Soni Esteves
Estou em casa, como sinto que devo estar, porque ir para a rua sem porquê é, por estes tempos, um ato de egoísmo que se paga caro. Passei por duas semanas de interrupção letiva que não previ, das quais vou sentir falta daqui a uns tempos, quando me pesar o fardo de ser professora à distância, porque isso será inevitável.
Quando escolhemos o ensino, e durante os anos em que nos preparamos, no meio de tanta pedagogia, psicologia, sociologia, história e filosofia da educação… ninguém nos preparou para sermos professores à distância. E não falo da incapacidade ou impreparação a nível tecnológico para aceder a novos recursos educativos digitais, plataformas de ensino e aprendizagem online, porque essas nós ultrapassamos. Imaginam a quantas sessões formativas os professores assistiram durante este último ano? Quantas assistiram ao longo da vida? Os professores podem ser uma classe envelhecida, mas desenganem-se aqueles que os julgam uma classe de velhos, porque eles sabem reinventar-se, a cada dia.

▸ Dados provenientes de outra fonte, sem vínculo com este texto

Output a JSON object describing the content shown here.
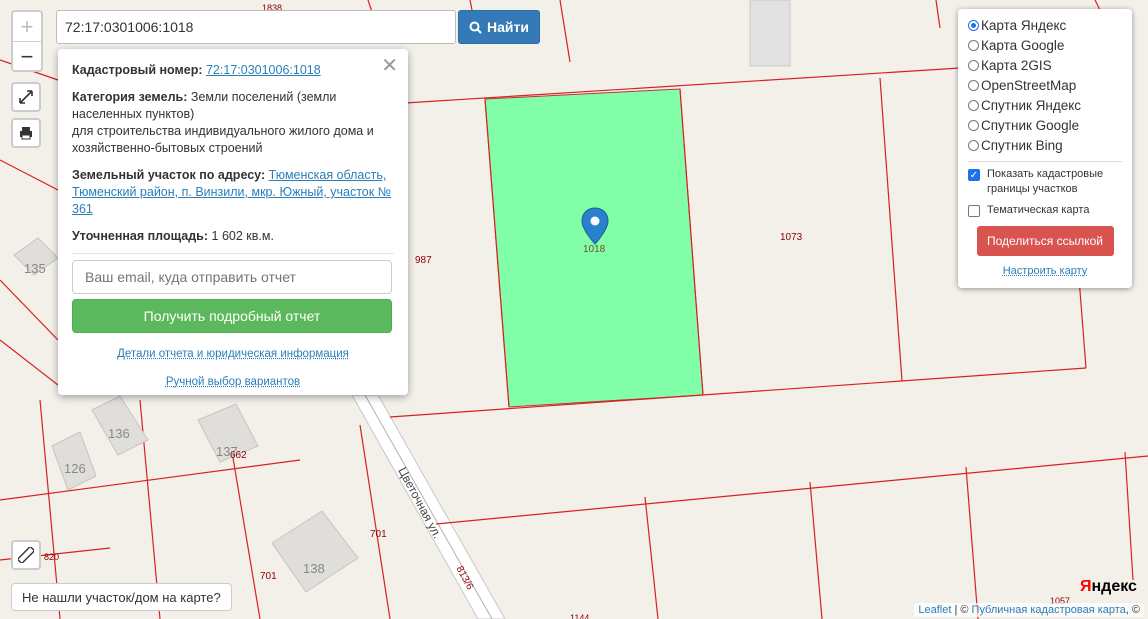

Porém, a sociedade espera sempre mais dos professores, esses seres imperfeitos, incapazes de serem super-homens ou supermulheres. É aí que se coloca a questão: o que será um professor perfeito? Aquele que não falta? O mais competente na sua área de formação? O mais culto? O mais experiente? O que melhor comunica? O que ensina a pensar? O mais próximo?
Recordo que um dia, um certo 5 de outubro, dia em que, mundialmente, se convencionou chamar “do professor”, alguém colocou na minha escola um painel onde éramos convidados a responder à pergunta “O que é ser professor?”. Fiquei parada diante daquela questão, a sentir um embaraço maior do que eu por não me ocorrer nada de minimamente inteligente. Escrevi alguma coisa que não recordo, decerto pouco interessante, mas lembro-me de no dia seguinte me ter acercado do painel e ter lido cada uma das asserções ali apresentadas por colegas muito mais inspirados e inspiradas do que eu. E sim, ser professor era tudo aquilo! Mas, como sê-lo? A quantos daqueles requisitos respondia eu? Que professora seria eu quando, ainda antes dos dezoito anos, enfrentei pela primeira vez, uma turma?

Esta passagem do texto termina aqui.